A living trust is an estate planning tool that allows a person to create a trust that can provide benefits, such as avoiding parts of probate. The reason assets in a living trust avoid probate is simple: it is no longer part of your estate, and since the assets do not technically belong to you, they would not be part of the state’s probate process.
If my property doesn’t belong to me, can I use it?
Of course, you can. The use of the property, be it a home or savings and investment accounts, is still available to you. That’s often a large part of the legal language in creating a living trust in the first place. The exact language and format might change from trust to trust based on the individual’s need, but no one is barred from making use of the trust they’ve funded.
What are the other benefits of a living trust?
Living trusts can help estate planning efforts in many other ways, such as:
- Managing property owned in other states
- Avoiding any public record of your assets
- Maintaining some control over your assets after you’ve passed on
- Allowing you to create a care plan for yourself if you become incapacitated.

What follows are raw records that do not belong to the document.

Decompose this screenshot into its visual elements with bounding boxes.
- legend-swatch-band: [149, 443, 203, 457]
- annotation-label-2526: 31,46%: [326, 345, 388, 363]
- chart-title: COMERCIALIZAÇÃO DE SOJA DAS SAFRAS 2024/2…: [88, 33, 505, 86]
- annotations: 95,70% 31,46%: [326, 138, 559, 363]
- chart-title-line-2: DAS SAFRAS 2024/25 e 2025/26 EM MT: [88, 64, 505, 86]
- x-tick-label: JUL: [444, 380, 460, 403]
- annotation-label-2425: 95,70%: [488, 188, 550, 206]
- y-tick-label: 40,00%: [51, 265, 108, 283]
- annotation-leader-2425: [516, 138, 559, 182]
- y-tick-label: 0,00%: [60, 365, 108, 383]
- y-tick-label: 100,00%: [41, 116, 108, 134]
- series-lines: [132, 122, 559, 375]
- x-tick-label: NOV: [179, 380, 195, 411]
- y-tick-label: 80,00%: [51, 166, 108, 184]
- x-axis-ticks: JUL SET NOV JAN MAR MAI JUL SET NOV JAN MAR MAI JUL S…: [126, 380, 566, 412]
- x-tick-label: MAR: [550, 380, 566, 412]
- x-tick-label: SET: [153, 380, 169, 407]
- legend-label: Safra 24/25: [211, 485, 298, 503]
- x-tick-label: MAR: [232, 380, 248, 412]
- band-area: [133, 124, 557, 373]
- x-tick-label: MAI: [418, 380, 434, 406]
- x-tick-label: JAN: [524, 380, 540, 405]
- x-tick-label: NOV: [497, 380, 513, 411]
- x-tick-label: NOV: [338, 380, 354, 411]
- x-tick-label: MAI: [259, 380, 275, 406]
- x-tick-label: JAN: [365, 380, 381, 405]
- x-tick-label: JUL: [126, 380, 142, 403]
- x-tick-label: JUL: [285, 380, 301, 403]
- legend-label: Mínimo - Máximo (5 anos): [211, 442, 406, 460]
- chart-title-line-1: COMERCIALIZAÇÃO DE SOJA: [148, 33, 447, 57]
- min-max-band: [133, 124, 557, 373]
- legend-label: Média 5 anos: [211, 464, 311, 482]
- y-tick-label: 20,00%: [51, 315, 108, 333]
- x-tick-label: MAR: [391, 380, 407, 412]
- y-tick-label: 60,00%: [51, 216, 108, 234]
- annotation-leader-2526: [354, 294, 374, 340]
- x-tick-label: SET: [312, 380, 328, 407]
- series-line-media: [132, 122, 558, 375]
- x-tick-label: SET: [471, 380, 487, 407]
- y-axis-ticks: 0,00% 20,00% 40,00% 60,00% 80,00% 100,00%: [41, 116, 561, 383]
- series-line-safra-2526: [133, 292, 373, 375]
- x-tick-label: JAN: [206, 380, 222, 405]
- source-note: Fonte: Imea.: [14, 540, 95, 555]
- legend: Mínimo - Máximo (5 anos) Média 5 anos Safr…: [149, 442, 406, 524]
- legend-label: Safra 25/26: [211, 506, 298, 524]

These benefits combined make it clear why living trusts are such a popular estate planning tool.
Are there any drawbacks?
There may be some drawbacks to a revocable living trust that may make one inappropriate for your estate plan. Often, you may have some maintenance and initiation fees, and of course, in Tennessee, the probate process is less vigorous than in other states.
Deciding on what to use for your estate plan depends on your needs and your priorities.